O que distingue a polarização atual? Por que ela é o termo da moda para descrever a conjuntura política latino-americana e global? Ela é estrutural ou passageira? E, acima de tudo, que efeitos ela tem na vida cotidiana das pessoas? Mas, acima de tudo, que efeitos ela tem na vida cotidiana das pessoas?
Não é segredo que as “instituições da democracia representativa” estão em crise. Muitos analisaram as causas e propuseram explicações para o fato de presidentes, congressos, polícias, tribunais de justiça e partidos políticos estarem nos últimos lugares em termos de confiança entre os cidadãos.
A agência mundial de comunicação Edelman Trust Barometer 2023 distingue quatro tendências que levam à polarização: preocupações econômicas, desequilíbrio institucional, divisão de classes e a luta pela verdade.
Na frente econômica, o estudo indicou que 93% dos entrevistados consideram a perda do emprego como a principal preocupação.

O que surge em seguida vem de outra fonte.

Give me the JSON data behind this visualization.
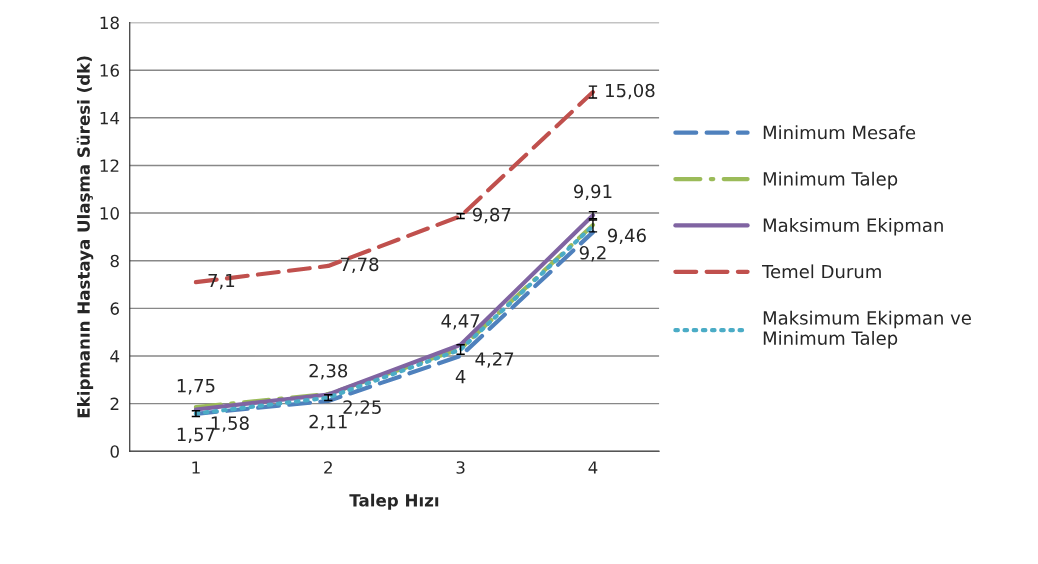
{
  "chart_data": {
    "type": "line",
    "xlabel": "Talep Hızı",
    "ylabel": "Ekipmanın Hastaya Ulaşma Süresi (dk)",
    "categories": [
      "1",
      "2",
      "3",
      "4"
    ],
    "ylim": [
      0,
      18
    ],
    "yticks": [
      0,
      2,
      4,
      6,
      8,
      10,
      12,
      14,
      16,
      18
    ],
    "grid": "y",
    "legend": "right",
    "series": [
      {
        "name": "Minimum Mesafe",
        "color": "#4f81bd",
        "line_style": "dashed",
        "values": [
          1.57,
          2.11,
          4,
          9.2
        ],
        "value_labels": [
          "1,57",
          "2,11",
          "4",
          "9,2"
        ]
      },
      {
        "name": "Minimum Talep",
        "color": "#9bbb59",
        "line_style": "dashdot",
        "values": [
          1.85,
          2.4,
          4.3,
          9.5
        ]
      },
      {
        "name": "Maksimum Ekipman",
        "color": "#8064a2",
        "line_style": "solid",
        "values": [
          1.75,
          2.38,
          4.47,
          9.91
        ],
        "value_labels": [
          "1,75",
          "2,38",
          "4,47",
          "9,91"
        ],
        "errors": [
          null,
          null,
          null,
          0.15
        ]
      },
      {
        "name": "Temel Durum",
        "color": "#c0504d",
        "line_style": "dashed",
        "values": [
          7.1,
          7.78,
          9.87,
          15.08
        ],
        "value_labels": [
          "7,1",
          "7,78",
          "9,87",
          "15,08"
        ],
        "errors": [
          null,
          null,
          0.1,
          0.25
        ]
      },
      {
        "name": "Maksimum Ekipman ve\nMinimum Talep",
        "color": "#4bacc6",
        "line_style": "dotted",
        "values": [
          1.58,
          2.25,
          4.27,
          9.46
        ],
        "value_labels": [
          "1,58",
          "2,25",
          "4,27",
          "9,46"
        ],
        "errors": [
          0.12,
          0.12,
          0.2,
          0.25
        ]
      }
    ]
  }
}
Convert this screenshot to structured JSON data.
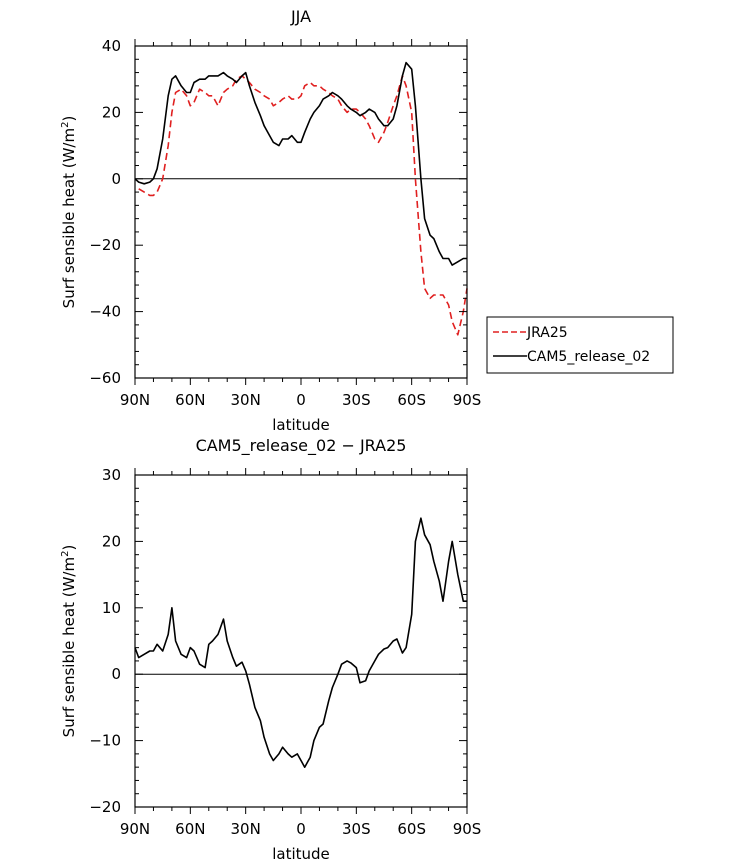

Embora o estudo tenha se concentrado na Argentina, no Brasil, na Colômbia e no México, os resultados podem ser extrapolados para o restante da região. Enquanto isso, o relatório da Comissão Econômica para a América Latina e o Caribe (CEPAL), Panorama Laboral 2022, observou que, atualmente, um em cada dois trabalhadores da região é informal.
Em relação ao desequilíbrio institucional, mais da metade dos entrevistados considera que as instituições governamentais são uma fonte de informações falsas e enganosas. Sem entrar em detalhes sobre o significado de “desconfiança”, esses dados revelam que, mais do que uma crise de representação, a democracia vive uma crise de legitimidade. A diferença não é trivial: a primeira poderia ser resolvida, entre outros aspectos, pela reforma das modalidades de participação, mas a segunda implica uma deterioração do sistema.
Na democracia, confiamos (por meio do voto) a outros a tarefa de representar, defender e promover nossos interesses e necessidades. Uma crise de legitimidade levanta a questão: se perdermos a confiança nesses representantes, o voto ainda é necessário para elegê-los?
Evidentemente, o voto ainda é necessário, mas se a crise da democracia representativa é um sintoma de uma doença mais profunda, não é coincidência que, como outras medições mostraram, os latino-americanos estejam cada vez mais dispostos a abrir mão do voto em troca de bem-estar material e segurança pessoal.
Assim, chama atenção que os meios de comunicação ocupem o segundo lugar de desconfiança pelos entrevistados e que os jornalistas estejam em penúltimo lugar. À luz desses resultados, devemos nos perguntar por que as pessoas não se sentem identificadas ou inclinadas a confiar neles. Será que, apesar da proliferação de notícias falsas nas redes sociais, estas refletem emoções ausentes naqueles meios?
Para restaurar a confiança na retenção de empregos, nos governos e nos meios de comunicação, há muito a ser feito. É fundamental entender o impacto da desconfiança na vida cotidiana dos latino-americanos.
De acordo com o Edelman Trust Barometer 2023, quase metade dos entrevistados desconfia dos cidadãos de seu país e das pessoas de sua comunidade. Para 65% dos entrevistados, o efeito mais grave da desconfiança é a violência nas ruas. A educação, por outro lado, não parece ser a solução, pois quase três em cada quatro acham que a falta de civilidade e respeito mútuo é o problema mais grave.
Com relação à convivência entre pessoas com ideias opostas, a pesquisa mostra que apenas três em cada dez ajudariam outra pessoa com quem discordasse e apenas dois em cada dez estariam dispostos a morar no mesmo bairro. Mas talvez o dado mais preocupante seja que 60% dos entrevistados concordam com a afirmação: “Nosso país está mais dividido hoje do que antes”.
Quando analisamos o fenômeno da polarização, geralmente o fazemos observando as palavras e as ações dos governantes e a maneira como eles dividem os cidadãos, um fenômeno que eu chamaria de polarização vertical. Entretanto, não devemos nos esquecer de seu outro lado: a polarização horizontal. Essa tem a desconfiança como sua base emocional e, por meio dela, olhamos para o outro. Entretanto, esse outro não é o estrangeiro, o exército inimigo ou o agressor da pátria: o outro é nosso vizinho, nosso colega de trabalho, a pessoa que viaja ao nosso lado no transporte público.
Se a tendência seguir se acentuando, a democracia acabará entrando em colapso, não por causa de uma força externa, mas por causa da desconfiança em nós mesmos como sociedade.